La tension monte au sein de l'Église syro-malabare de l'État indien du Kerala, alors que la date limite du 25 décembre fixée par le Vatican pour que les prêtres mettent en œuvre une liturgie "universelle", sous peine d'excommunication, approche à grands pas.

À l'approche de cette date, un certain nombre de prêtres ont publiquement protesté contre l'instauration d'une messe uniforme et ont exhorté le Vatican à tenir compte de la manière dont ils ont célébré la liturgie au cours des 60 dernières années.

"Nous ne sommes pas contre le pape ou le Synode [des évêques], mais notre demande ne vise qu'à rendre justice à notre archidiocèse, qui compte 650 000 fidèles, 464 prêtres et des milliers de religieux", a déclaré à CNA le père Kuriakose Mundadan, de l'archidiocèse d'Ernakulam.

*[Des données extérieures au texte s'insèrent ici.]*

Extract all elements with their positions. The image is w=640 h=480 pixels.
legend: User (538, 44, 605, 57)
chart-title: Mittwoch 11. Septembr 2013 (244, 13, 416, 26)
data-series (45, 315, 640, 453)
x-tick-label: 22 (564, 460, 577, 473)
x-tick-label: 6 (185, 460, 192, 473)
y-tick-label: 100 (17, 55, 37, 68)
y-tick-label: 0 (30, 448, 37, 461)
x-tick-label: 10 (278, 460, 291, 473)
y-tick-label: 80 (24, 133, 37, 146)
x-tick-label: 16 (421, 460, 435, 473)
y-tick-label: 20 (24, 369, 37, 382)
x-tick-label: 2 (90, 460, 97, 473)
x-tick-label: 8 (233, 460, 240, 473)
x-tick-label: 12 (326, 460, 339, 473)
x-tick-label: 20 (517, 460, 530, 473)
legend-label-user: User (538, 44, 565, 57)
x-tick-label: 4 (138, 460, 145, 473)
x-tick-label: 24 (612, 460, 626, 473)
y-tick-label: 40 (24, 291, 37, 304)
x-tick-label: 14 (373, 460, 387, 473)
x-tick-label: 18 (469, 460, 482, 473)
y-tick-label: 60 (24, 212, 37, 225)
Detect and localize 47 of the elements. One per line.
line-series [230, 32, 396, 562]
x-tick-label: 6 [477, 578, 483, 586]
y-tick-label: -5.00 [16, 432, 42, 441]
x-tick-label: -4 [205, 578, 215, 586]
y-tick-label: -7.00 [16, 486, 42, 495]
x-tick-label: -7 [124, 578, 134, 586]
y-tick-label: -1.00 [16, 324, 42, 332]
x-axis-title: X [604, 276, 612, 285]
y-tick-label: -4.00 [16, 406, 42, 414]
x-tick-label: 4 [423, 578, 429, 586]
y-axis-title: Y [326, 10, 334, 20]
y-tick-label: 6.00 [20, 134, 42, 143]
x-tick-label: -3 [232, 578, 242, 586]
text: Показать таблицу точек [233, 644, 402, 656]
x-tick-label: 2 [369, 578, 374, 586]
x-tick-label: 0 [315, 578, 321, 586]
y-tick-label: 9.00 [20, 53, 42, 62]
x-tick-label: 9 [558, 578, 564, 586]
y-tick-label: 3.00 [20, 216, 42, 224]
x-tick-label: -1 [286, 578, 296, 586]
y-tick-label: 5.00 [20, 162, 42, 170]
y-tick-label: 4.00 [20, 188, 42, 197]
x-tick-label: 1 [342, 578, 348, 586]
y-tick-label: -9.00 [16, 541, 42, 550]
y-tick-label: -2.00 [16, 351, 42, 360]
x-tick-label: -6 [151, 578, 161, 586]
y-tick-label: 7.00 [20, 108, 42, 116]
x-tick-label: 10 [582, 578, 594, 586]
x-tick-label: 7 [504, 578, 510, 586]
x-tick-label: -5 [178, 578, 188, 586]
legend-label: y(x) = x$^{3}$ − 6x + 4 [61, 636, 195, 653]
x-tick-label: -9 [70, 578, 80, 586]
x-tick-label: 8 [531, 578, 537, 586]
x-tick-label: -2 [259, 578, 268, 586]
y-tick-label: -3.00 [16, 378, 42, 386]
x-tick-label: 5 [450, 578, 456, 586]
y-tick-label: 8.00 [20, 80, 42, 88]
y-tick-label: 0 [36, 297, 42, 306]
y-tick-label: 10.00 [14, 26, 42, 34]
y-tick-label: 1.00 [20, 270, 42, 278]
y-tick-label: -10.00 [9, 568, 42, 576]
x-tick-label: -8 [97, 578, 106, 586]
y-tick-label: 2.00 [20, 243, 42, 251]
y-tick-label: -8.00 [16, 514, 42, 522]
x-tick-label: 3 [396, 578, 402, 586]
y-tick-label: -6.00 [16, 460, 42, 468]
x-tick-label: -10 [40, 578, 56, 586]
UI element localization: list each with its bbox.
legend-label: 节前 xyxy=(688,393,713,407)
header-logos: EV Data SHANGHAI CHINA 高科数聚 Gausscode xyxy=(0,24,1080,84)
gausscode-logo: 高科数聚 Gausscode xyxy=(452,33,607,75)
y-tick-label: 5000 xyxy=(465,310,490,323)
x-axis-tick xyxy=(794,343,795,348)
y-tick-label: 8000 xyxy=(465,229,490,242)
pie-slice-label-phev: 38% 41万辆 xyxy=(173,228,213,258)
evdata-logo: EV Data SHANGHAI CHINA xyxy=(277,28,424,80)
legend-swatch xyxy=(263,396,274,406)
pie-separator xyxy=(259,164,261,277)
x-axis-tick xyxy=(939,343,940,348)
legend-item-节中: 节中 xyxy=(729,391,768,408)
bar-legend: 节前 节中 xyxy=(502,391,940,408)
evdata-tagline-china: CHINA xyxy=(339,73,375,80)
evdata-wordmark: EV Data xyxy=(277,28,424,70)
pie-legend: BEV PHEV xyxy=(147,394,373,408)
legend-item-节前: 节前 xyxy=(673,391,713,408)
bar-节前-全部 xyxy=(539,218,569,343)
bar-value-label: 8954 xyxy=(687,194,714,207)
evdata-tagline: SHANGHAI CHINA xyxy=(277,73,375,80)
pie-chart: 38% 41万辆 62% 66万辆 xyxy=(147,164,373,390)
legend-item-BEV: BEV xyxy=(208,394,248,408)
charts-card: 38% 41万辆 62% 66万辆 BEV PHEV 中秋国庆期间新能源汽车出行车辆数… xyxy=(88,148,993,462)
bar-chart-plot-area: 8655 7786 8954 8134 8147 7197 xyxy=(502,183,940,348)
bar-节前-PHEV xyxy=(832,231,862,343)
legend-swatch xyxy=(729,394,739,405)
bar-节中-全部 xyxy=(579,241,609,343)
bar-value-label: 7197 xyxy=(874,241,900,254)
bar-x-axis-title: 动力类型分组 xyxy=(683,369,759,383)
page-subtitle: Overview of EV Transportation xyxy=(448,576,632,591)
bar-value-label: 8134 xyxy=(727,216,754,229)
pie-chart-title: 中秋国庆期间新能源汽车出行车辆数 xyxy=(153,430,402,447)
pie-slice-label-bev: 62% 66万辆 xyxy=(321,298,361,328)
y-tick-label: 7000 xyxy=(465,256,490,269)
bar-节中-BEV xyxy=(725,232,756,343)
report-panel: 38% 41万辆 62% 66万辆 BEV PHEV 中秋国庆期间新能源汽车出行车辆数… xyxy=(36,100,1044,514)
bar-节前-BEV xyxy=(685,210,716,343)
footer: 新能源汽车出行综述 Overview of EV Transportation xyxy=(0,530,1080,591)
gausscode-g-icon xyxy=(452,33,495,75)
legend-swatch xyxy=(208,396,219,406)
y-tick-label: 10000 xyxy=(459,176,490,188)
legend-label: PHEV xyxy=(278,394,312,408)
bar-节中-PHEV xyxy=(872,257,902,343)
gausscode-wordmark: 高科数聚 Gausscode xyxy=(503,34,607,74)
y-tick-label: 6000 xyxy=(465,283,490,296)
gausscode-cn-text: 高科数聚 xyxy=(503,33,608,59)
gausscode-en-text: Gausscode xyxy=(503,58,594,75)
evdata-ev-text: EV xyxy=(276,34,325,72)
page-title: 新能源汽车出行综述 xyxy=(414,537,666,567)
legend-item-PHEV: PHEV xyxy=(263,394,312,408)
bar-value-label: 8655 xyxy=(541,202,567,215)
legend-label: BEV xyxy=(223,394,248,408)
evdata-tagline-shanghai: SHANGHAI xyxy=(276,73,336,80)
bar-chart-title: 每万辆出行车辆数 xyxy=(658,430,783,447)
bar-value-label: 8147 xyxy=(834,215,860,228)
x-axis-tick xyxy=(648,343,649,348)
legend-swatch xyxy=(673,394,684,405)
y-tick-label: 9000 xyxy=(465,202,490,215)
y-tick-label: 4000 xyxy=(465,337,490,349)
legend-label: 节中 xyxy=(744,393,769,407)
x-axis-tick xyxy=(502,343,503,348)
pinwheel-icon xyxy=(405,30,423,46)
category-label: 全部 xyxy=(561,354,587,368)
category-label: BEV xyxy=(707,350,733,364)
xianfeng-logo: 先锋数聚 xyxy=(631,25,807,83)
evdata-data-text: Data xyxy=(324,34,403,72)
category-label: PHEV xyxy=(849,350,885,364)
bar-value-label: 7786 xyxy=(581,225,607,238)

Face au peuple ou face à l'Est
L'Église syro-malabare est l'une des 23 Églises catholiques orientales autonomes en pleine communion avec Rome. La liturgie eucharistique de l'Église syro-malabare, connue sous le nom de Saint Qurbana, a fait l'objet d'une longue et complexe dispute sur la direction vers laquelle le prêtre devait se tourner lorsqu'il célébrait la liturgie.

L'Église a été divisée, les prêtres de l'archéparchie d'Ernakulam-Angamaly célébrant la messe "ad populum" (face au peuple) dans le style de l'Église occidentale post-Vatican II. D'autres continuent à célébrer la liturgie eucharistique "ad orientem" (face à l'est/à l'autel).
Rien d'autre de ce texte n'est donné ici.